日本人の物語01692【戦国/東国/長享の乱】諏訪 惣領暗殺
この連載では、地域に伝わる伝説は取り上げますが現代人による創作は取り上げないことにしています。その結果、なかなか人間の個性に着目した話ができないですね。もっと時代が進めば戦国武将たちの個性豊かなエピソードがいろいろ出てくるのですが。
高遠継宗に対する保科貞親の反乱に諏訪惣領・政満が加担してしまい、文明14(1482)年7月29日には笠原(長野県伊那市)の戦いで保科貞親が高遠継宗軍を破ってしまいました。上社内のすさまじい内紛を知った下社派の府中小笠原長朝は、この勢いに乗じて上社と松尾小笠原家を倒せるかもしれないと考え、保科貞親を支援するべく援軍を派遣します。
対立構造が変わり、「上社大祝継満+松尾小笠原家+高遠継宗VS下社+上社惣領政満+府中小笠原家+保科貞親」という形になりました。犬猿の仲であるはずの上社惣領政満軍と府中小笠原軍とが同じ城中に陣を構えることとなったのです。下社大祝の金刺興春も、武力衝突を繰り返してきた宿敵である上社の惣領が自軍の陣営にいることにひどく戸惑ったことでしょう。
一方、上社大祝・継満は下社と惣領を同時に敵に回してしまったわけで、この二正面作戦に耐え切れず、どちらかを味方に引き込んでどちらかと戦おうと考えました。そこで継満が選んだのは、下社大祝・金刺興春を寝返らせて惣領・政満を殺害するという作戦でした。

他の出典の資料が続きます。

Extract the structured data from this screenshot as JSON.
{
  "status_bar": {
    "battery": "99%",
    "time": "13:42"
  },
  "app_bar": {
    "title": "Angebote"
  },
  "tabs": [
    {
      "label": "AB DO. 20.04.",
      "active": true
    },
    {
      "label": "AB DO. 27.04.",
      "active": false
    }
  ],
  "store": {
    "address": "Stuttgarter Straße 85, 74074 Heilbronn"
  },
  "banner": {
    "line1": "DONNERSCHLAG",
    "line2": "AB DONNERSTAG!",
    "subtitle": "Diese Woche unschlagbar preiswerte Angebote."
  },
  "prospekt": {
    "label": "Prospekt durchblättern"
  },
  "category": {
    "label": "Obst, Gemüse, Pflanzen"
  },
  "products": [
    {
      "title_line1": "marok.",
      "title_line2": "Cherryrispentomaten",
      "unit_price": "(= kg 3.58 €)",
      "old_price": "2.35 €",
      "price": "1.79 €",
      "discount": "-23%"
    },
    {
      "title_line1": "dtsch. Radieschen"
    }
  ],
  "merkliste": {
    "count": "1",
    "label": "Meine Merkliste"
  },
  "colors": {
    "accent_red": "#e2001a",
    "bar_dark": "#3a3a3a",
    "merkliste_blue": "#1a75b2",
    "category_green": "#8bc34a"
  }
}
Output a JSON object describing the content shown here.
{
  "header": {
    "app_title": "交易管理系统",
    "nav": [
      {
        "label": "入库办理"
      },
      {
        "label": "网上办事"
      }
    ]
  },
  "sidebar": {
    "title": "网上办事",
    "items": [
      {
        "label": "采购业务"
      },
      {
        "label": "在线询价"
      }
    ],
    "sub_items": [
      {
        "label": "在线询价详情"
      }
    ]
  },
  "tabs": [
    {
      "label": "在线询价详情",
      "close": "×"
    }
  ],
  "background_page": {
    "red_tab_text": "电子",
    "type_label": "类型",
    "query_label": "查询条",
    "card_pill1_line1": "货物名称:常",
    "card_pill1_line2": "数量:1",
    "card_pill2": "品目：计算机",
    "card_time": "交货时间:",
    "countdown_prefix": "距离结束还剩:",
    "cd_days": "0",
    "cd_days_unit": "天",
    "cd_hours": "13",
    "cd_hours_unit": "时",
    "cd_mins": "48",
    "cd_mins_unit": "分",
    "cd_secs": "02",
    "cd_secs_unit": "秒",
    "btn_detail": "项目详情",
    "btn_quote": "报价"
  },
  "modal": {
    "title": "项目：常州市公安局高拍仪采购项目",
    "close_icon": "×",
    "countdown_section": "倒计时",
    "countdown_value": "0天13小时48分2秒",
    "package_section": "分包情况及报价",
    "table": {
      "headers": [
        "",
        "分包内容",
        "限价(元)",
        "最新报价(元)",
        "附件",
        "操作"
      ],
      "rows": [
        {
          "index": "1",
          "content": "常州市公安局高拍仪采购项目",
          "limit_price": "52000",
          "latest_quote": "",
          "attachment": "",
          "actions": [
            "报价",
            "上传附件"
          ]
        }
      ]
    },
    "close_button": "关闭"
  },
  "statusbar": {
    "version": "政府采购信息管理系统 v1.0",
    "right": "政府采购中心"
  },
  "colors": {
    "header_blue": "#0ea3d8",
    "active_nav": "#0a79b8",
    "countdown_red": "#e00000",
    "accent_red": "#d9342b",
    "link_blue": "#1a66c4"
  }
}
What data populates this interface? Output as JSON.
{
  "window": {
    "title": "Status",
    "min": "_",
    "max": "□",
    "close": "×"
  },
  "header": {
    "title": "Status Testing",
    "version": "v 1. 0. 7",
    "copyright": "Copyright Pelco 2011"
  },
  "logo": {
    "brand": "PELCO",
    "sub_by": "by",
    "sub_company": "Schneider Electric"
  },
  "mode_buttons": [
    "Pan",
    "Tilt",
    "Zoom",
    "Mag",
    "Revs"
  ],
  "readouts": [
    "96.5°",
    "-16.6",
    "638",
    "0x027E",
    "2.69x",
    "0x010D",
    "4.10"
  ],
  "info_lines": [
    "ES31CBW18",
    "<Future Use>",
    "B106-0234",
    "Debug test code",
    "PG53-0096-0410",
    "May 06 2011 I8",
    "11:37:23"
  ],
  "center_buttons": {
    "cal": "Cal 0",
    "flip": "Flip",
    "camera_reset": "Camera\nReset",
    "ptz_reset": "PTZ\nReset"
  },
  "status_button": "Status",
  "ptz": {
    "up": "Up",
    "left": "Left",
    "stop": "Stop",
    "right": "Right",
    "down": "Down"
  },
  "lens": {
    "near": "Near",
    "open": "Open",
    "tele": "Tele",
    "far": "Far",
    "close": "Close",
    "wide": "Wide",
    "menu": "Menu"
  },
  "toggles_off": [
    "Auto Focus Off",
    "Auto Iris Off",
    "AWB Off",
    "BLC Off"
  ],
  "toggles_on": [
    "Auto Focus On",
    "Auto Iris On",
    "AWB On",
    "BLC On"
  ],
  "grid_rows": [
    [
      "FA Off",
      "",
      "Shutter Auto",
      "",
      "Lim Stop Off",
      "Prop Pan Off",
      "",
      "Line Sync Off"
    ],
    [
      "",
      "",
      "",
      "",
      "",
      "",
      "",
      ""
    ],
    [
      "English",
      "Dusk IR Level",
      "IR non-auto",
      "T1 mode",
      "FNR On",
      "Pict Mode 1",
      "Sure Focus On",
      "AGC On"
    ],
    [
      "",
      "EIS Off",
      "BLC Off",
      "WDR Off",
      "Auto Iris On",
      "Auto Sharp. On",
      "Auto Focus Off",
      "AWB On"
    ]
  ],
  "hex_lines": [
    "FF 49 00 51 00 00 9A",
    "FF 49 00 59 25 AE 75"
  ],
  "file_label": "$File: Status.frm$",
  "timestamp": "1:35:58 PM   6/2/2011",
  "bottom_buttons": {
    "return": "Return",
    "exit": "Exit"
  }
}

文明15(1483)年1月8日、事件は起こりました。継満が和解と称して政満とその子・宮若丸(みやわかまる:?~1483)、政満の弟の原田小太郎(はらだこたろう:?~1483)ら十数人を神殿に招き、宴を開いたのですが、その宴の最中になんと3人を殺害してしまったのです。金刺興春も加担した上での犯行でした。
これは少々意外な展開です。というのも、下社は激しいテロ活動によって何度も上社に多数の死傷者を発生させてきた過去があります。一方、惣領家と大祝家は長年対立してきたとはいえ、その期間のほとんどは冷戦状態であり、死傷者を発生させるほどの武力衝突は起こっていません。上社大祝にとってはどう考えても下社こそが許されざる敵であり、惣領は妥協が可能なレベルの敵に過ぎないはずですが、どうも人間は敵対した近親を滅ぼすためにもっと深刻な敵と手を結んでしまう傾向があるように思われます。
惣領家は主を失ったわけですが、家臣の矢崎政継(やざきまさつぐ)を中心にまとまり、大祝方と戦います。大祝・継満は戦いに備えるべく1月15日に干沢城(ひざわじょう:長野県茅野市)に立て籠もりましたが、2月19日に矢崎政継らの総攻撃を受けて城が陥落しました。
継満自身は城を捨てて逃亡したものの、重病にかかっていた父の頼満は城に捨て置かれたため惣領方に討たれました。寒い日に行われた戦だったため、逃亡者の中にはそのまま凍死した者も多かったといいます。
干沢城を追われた継満は、逆転を期して磯並前山(長野県茅野市)に立て籠もりました。諏訪大社の混乱はまだまだ続きます。
諏訪大社は上社本宮が諏訪市内、上社前宮が茅野市内、下社が下諏訪町内と、三つの自治体にまたがっています。なぜこんなに離れたところに作ったのか気になりますね。